Malaysian Airlines. Vladimir Putin. Ebola. Sochi. Rob Ford. Nathan Cirillo. Names and stories behind the biggest news events of 2014, and CBC reporters have been on the frontlines of them all. Every news story is inherently dramatic, and this year's presented some notable journalistic challenges.

CBC correspondents are sharing those challenges with you in a series of segments and specials available online, on radio and television. We're calling these stories BACKSTORY 2014.

Some stories brought complications that were more emotionally nuanced for our reporters. Adrienne Arsenault reflects on the story of Kaya Turski at the Sochi Olympics. Adrienne had spent months following Turski's story, invested alongside the rest of the country in the freestyle skier's high hopes for the podium. When Turski crashed out, Adrienne had to balance her connection to the athlete with her coverage of the story, and as she admits in BACKSTORY 2014, stories of loss amid the triumph of the Olympics, aren't always easy to tell.

CBC reporters take safety seriously and do risk assessments before every assignment. But even with preparation, hostile situations are unpredictable. Nahlah Ayed and Susan Ormiston both experienced this when they reported on the destabilizing events in Ukraine this year. In her BACKSTORY 2014 segment, Susan talks openly about the balance between journalistic curiosity and personal protection. And Nahlah Ayed remembers a tenuous moment at a checkpoint where the right words and papers just weren't enough for one guard to easily wave them through.

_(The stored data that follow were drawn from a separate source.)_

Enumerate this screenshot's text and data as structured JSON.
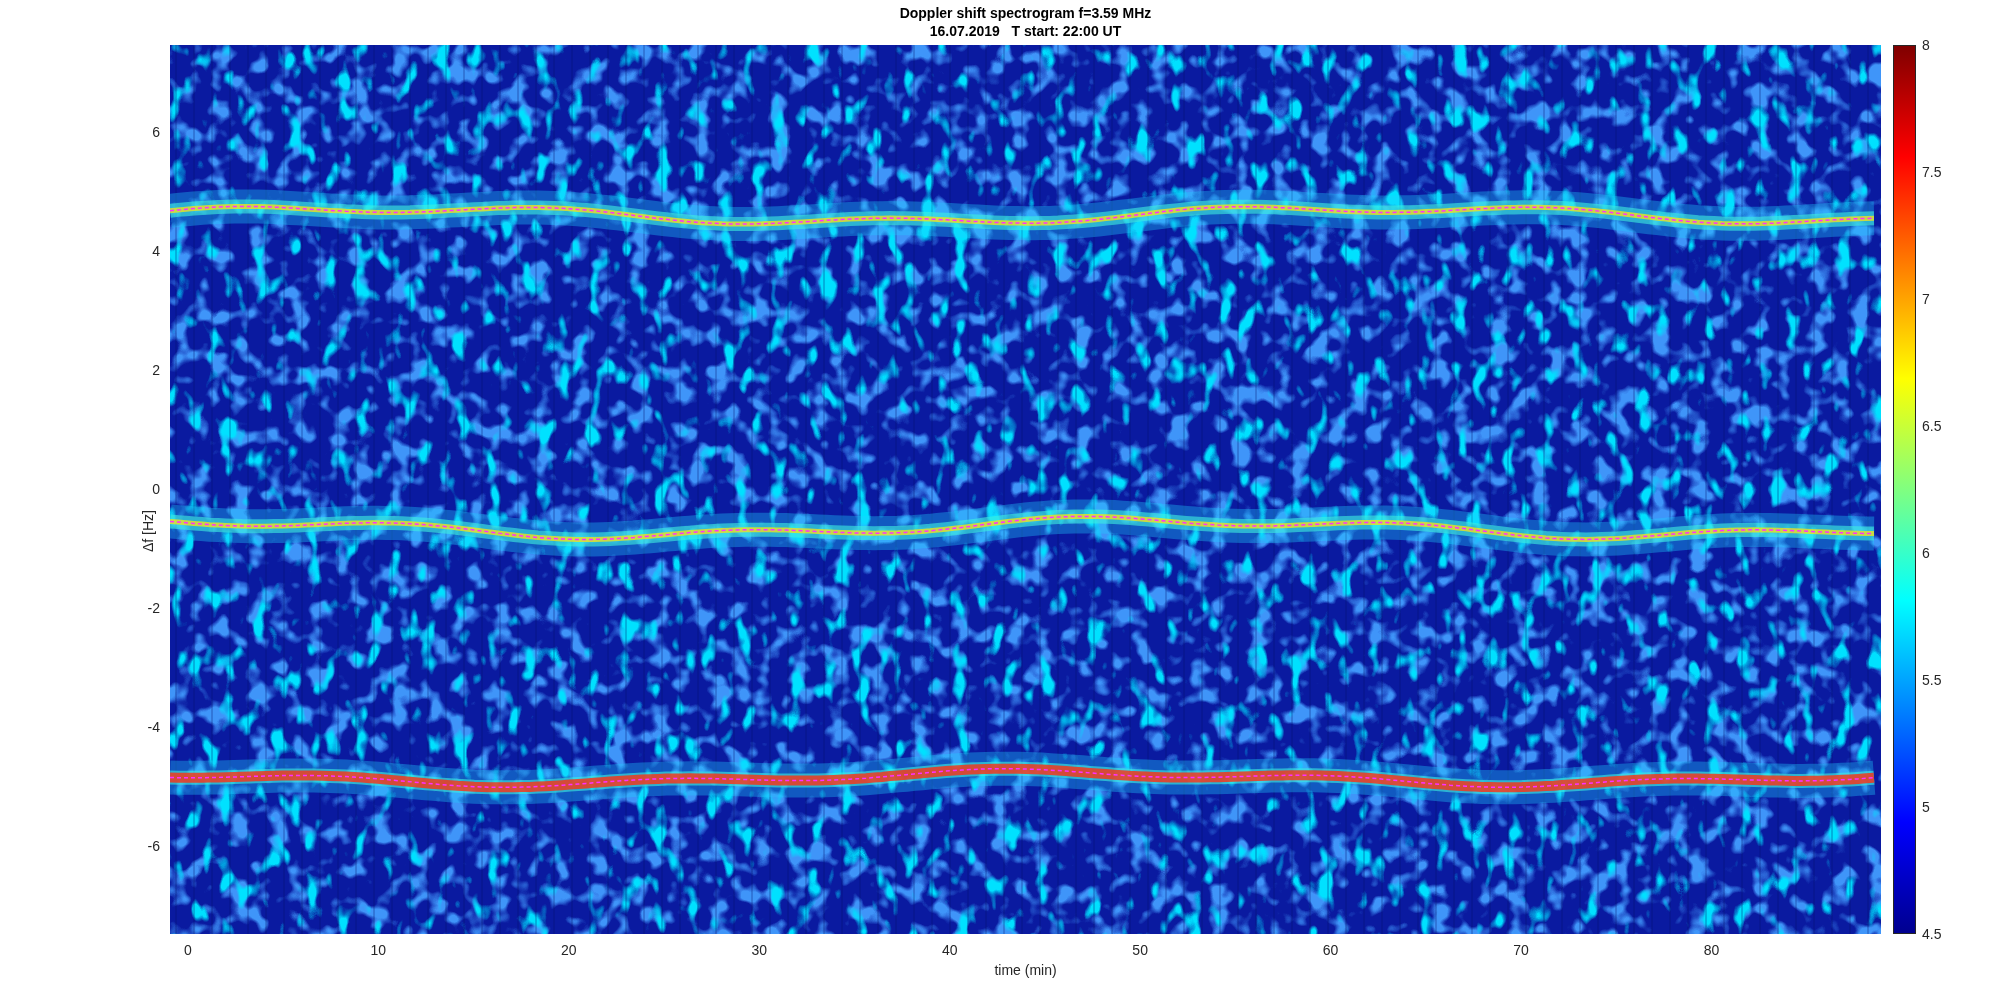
{
  "title": [
    "Doppler shift spectrogram f=3.59 MHz",
    "16.07.2019   T start: 22:00 UT"
  ],
  "ylabel": "Δf [Hz]",
  "xlabel": "time (min)",
  "yticks": [
    "6",
    "4",
    "2",
    "0",
    "-2",
    "-4",
    "-6"
  ],
  "xticks": [
    "0",
    "10",
    "20",
    "30",
    "40",
    "50",
    "60",
    "70",
    "80"
  ],
  "colorbar_ticks": [
    "8",
    "7.5",
    "7",
    "6.5",
    "6",
    "5.5",
    "5",
    "4.5"
  ]
}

Our reporters train for hostile environments, never expecting to have to use those skills in their own backyard. But that's what happened during the October attack in Ottawa. Evan Solomon was one of many CBC reporters on the scene within seconds. In his BACKSTORY 2014 reflection, he recalls the push and pull between his instincts as a journalist with his need to stay safe, and to immediately report breaking news to Canadians.

Sometimes a story is challenging simply because our reporters have never encountered anything like it before. That was clearly the case covering the Ebola outbreak in Liberia. CBC News dispatched one of the first crews from a western country to the region. How to safely cover the story of the outbreak became a story unto itself. Along the way, Adrienne Arsenault and her team were transparent about the precautions they were taking with the virulent virus. In BACKSTORY 2014, she opens up about precautions as a personal challenge, and also admits that that caution led to one of the most emotional moments of her time in Liberia.

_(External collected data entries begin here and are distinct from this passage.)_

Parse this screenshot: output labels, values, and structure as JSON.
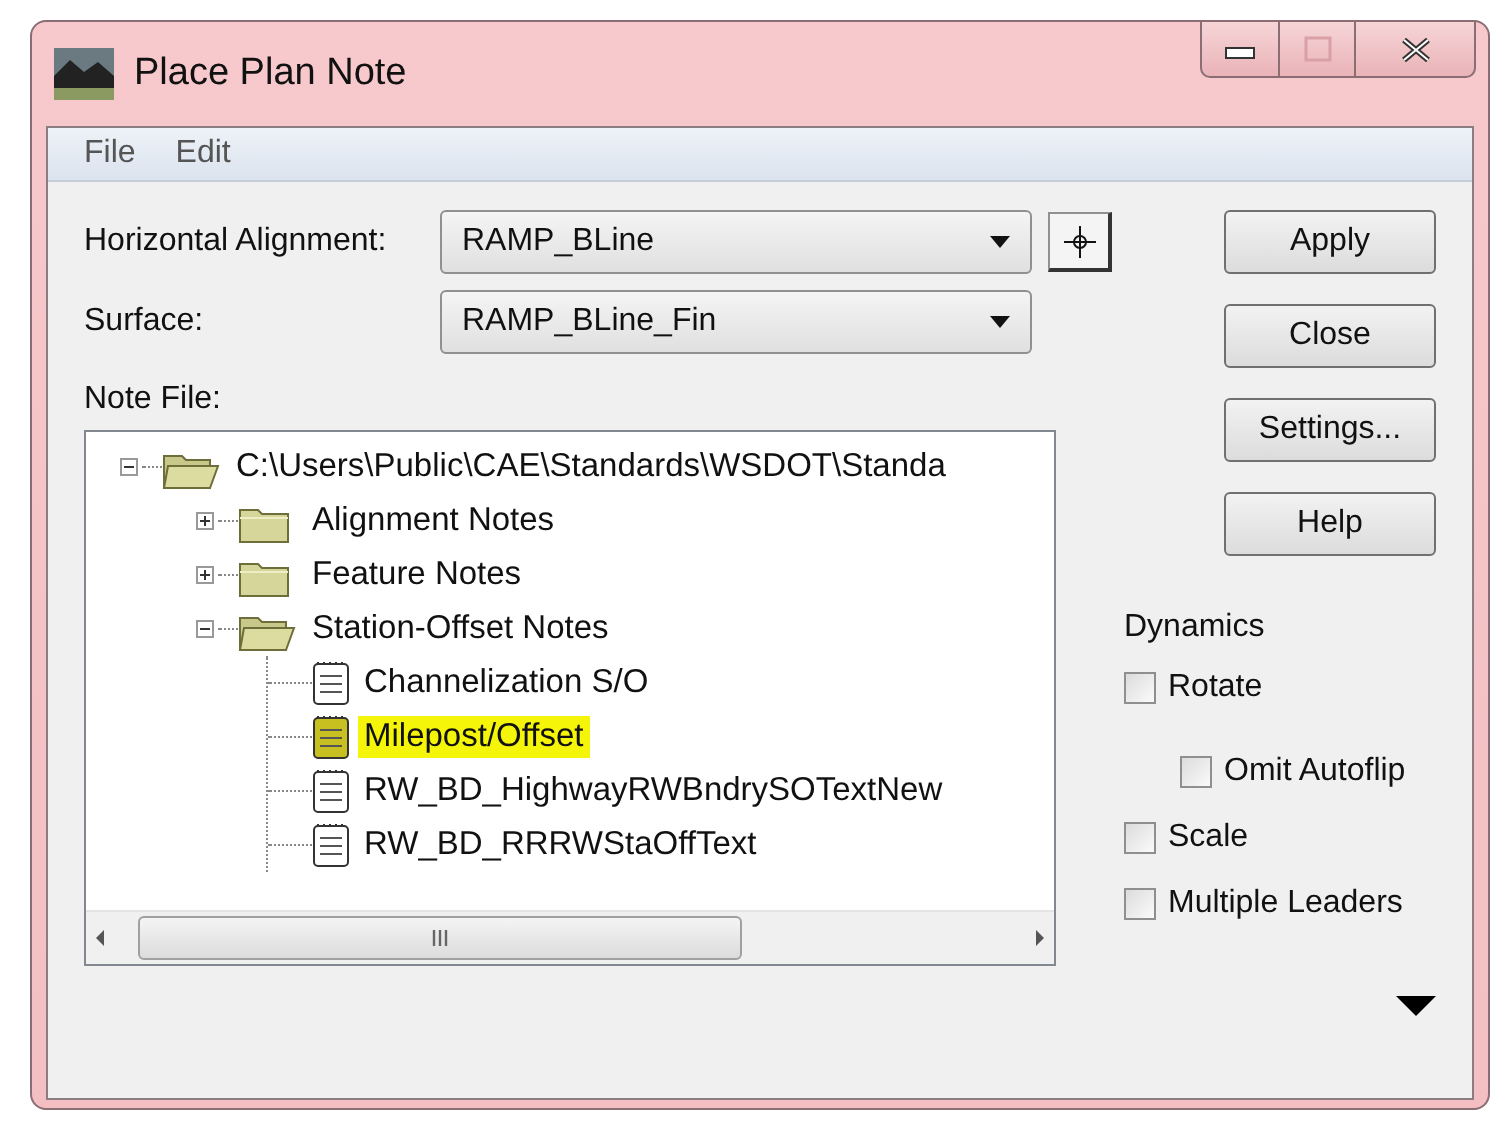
{
  "window": {
    "title": "Place Plan Note",
    "controls": [
      {
        "kind": "minimize",
        "disabled": false
      },
      {
        "kind": "maximize",
        "disabled": true
      },
      {
        "kind": "close",
        "disabled": false
      }
    ]
  },
  "menu": [
    "File",
    "Edit"
  ],
  "horizontal_alignment": {
    "label": "Horizontal Alignment:",
    "value": "RAMP_BLine"
  },
  "surface": {
    "label": "Surface:",
    "value": "RAMP_BLine_Fin"
  },
  "note_file": {
    "label": "Note File:",
    "tree": [
      {
        "label": "C:\\Users\\Public\\CAE\\Standards\\WSDOT\\Standa",
        "kind": "folder",
        "expanded": true,
        "selected": false,
        "children": [
          {
            "label": "Alignment Notes",
            "kind": "folder",
            "expanded": false,
            "selected": false
          },
          {
            "label": "Feature Notes",
            "kind": "folder",
            "expanded": false,
            "selected": false
          },
          {
            "label": "Station-Offset Notes",
            "kind": "folder",
            "expanded": true,
            "selected": false,
            "children": [
              {
                "label": "Channelization S/O",
                "kind": "file",
                "selected": false
              },
              {
                "label": "Milepost/Offset",
                "kind": "file",
                "selected": true
              },
              {
                "label": "RW_BD_HighwayRWBndrySOTextNew",
                "kind": "file",
                "selected": false
              },
              {
                "label": "RW_BD_RRRWStaOffText",
                "kind": "file",
                "selected": false
              }
            ]
          }
        ]
      }
    ]
  },
  "buttons": [
    "Apply",
    "Close",
    "Settings...",
    "Help"
  ],
  "dynamics": {
    "label": "Dynamics",
    "options": [
      {
        "label": "Rotate",
        "checked": false,
        "children": [
          {
            "label": "Omit Autoflip",
            "checked": false
          }
        ]
      },
      {
        "label": "Scale",
        "checked": false
      },
      {
        "label": "Multiple Leaders",
        "checked": false
      }
    ]
  }
}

Ioanna Roumeliotis explains that the most challenging story she covered this year happened at her place of work. Ioanna was one of the lead reporters on the Jian Ghomeshi story, and she had to maintain her journalistic objectivity and tenacity while covering an alarming story inside the CBC.

Our goal at CBC News is to openly communicate the challenges we face covering complex news events. Through these candid reflections from our correspondents, we hope that Canadians will come away with an enriched understanding of what a dramatic year it has been in news through BACKSTORY 2014.

Segments from BACKSTORY 2014 begin to run on The National and cbcnews.ca on December 22nd.

Watch the network special hosted by Peter Mansbridge on December 29th at 9pm on CBC Television.

It airs on CBC News Network on December 31st at 6pm EST, and again on January 3rd at 7pm EST.

David Common hosts BACKSTORY 2014 on CBC Radio at 6am on December 26th and 12pm on January 1st.